Холст постепенно наполняется плотными, фактурными мазками цвета. Порой Марта останавливается, отклоняется или чуть притягивает то к одному, то к другому плечу голову и смотрит. Оценивает, сравнивает, а затем снова возобновляет работу. Я уже почти не обращаю внимание на нее, мой взгляд устремлен в Экраны.
В первом приближении изображение уже почти готово. Угадываются тени, силуэты, четко вычерчивается композиция, идея, ритмы, движение, динамика. Некоторые части продолжают едва заметно меняться, стоит взгляду Марты сфокусироваться на них. Когда все закончено, она выдыхает, разминает шею и продолжает.
Теперь дело за подробностями и деталями. И тут в мой разум начинает медленно-медленно закрадываться странное, такое чуждое мне сомнение.
Нет, не в Марте.
Я смотрю на крохотный кусочек Изображения. Рука, ну или мысль, Марты только что оставила здесь эффектный, закрученный мазок. Такой удивительный цвет: не знаю как, но ей удалось очень четко подобрать оттенок. Подобное всегда привлекает в старых картинах, свобода, небрежность и вместе с тем невероятно точное, идеальное попадание. И… палец уходит, я наклоняюсь – хочу разглядеть получше, но оно… оно меняется!
Меняется к худшему. К гладкому ровному пятну со стандартной, однородно безвкусной фактурой.
Я, совершенно ошарашенный, смотрю в другую часть Изображения. Но нет, там все хорошо. Возвращаюсь сюда – плохо.

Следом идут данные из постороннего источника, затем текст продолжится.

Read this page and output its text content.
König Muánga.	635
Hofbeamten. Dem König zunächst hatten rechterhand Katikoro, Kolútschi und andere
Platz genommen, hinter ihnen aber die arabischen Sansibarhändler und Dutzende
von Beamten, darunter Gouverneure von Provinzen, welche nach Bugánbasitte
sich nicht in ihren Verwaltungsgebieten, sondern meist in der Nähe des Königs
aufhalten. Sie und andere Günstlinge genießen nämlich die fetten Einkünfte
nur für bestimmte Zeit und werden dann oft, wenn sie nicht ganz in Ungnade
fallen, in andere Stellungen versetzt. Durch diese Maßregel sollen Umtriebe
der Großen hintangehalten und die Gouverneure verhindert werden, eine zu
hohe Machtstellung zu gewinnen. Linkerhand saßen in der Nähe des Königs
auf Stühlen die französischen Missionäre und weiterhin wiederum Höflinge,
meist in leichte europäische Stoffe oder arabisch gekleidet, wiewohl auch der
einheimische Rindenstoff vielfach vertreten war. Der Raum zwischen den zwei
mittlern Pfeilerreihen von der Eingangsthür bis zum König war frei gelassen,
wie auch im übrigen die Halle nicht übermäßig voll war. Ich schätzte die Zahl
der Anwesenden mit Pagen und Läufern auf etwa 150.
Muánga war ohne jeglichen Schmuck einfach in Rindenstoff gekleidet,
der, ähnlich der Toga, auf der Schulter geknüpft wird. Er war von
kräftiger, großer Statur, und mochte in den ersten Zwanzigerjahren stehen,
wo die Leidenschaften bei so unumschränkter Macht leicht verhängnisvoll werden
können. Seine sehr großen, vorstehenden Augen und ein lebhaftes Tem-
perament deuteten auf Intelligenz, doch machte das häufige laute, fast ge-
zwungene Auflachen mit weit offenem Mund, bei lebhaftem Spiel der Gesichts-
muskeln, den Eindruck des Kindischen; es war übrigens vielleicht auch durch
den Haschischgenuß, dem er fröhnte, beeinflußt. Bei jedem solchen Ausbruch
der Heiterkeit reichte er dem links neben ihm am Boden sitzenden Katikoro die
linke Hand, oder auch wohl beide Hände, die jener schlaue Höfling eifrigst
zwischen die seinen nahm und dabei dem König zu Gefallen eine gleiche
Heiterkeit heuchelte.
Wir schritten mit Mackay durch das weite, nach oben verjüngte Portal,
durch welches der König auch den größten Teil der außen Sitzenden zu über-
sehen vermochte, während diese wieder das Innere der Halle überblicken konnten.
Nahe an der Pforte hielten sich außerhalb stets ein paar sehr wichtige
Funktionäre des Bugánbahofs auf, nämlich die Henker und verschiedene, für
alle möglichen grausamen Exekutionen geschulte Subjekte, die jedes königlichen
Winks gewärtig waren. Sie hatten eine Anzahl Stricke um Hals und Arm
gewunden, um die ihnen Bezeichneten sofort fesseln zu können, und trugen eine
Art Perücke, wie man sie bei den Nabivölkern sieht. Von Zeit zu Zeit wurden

Хочу закричать: «Эй, что происходит?!».
Но сдерживаюсь.
Вместо этого, будто тень, неотступно следую за каждым движением Марты, теперь она делает все куда более осознанней, не торопится, иногда отменяет, иногда возвращает – выделяет детали и расставляет акценты, здесь нет места суете и спешке.
А я все слежу… Порой она бросает на меня странные, смущенно-испуганные взгляды, но молчит. И я постепенно начинаю замечать, все более отчетливей, эти мимолетные изменения.
Спина холодеет.
Я пока не готов сделать вывод, пока не готов озвучить это вслух, пока боюсь даже думать об этом. Но…
Меня прошибает пот.
Это Марта или это Система портит картину?
Марта или Система?!
Один
– Я хочу отключить помощь.
Говорю громко, четко и выразительно. Не знаю зачем, скорее для себя, чем для Системы. Она поняла бы и невнятный шепот.
– Это может повредить качеству работы. Ты уверен?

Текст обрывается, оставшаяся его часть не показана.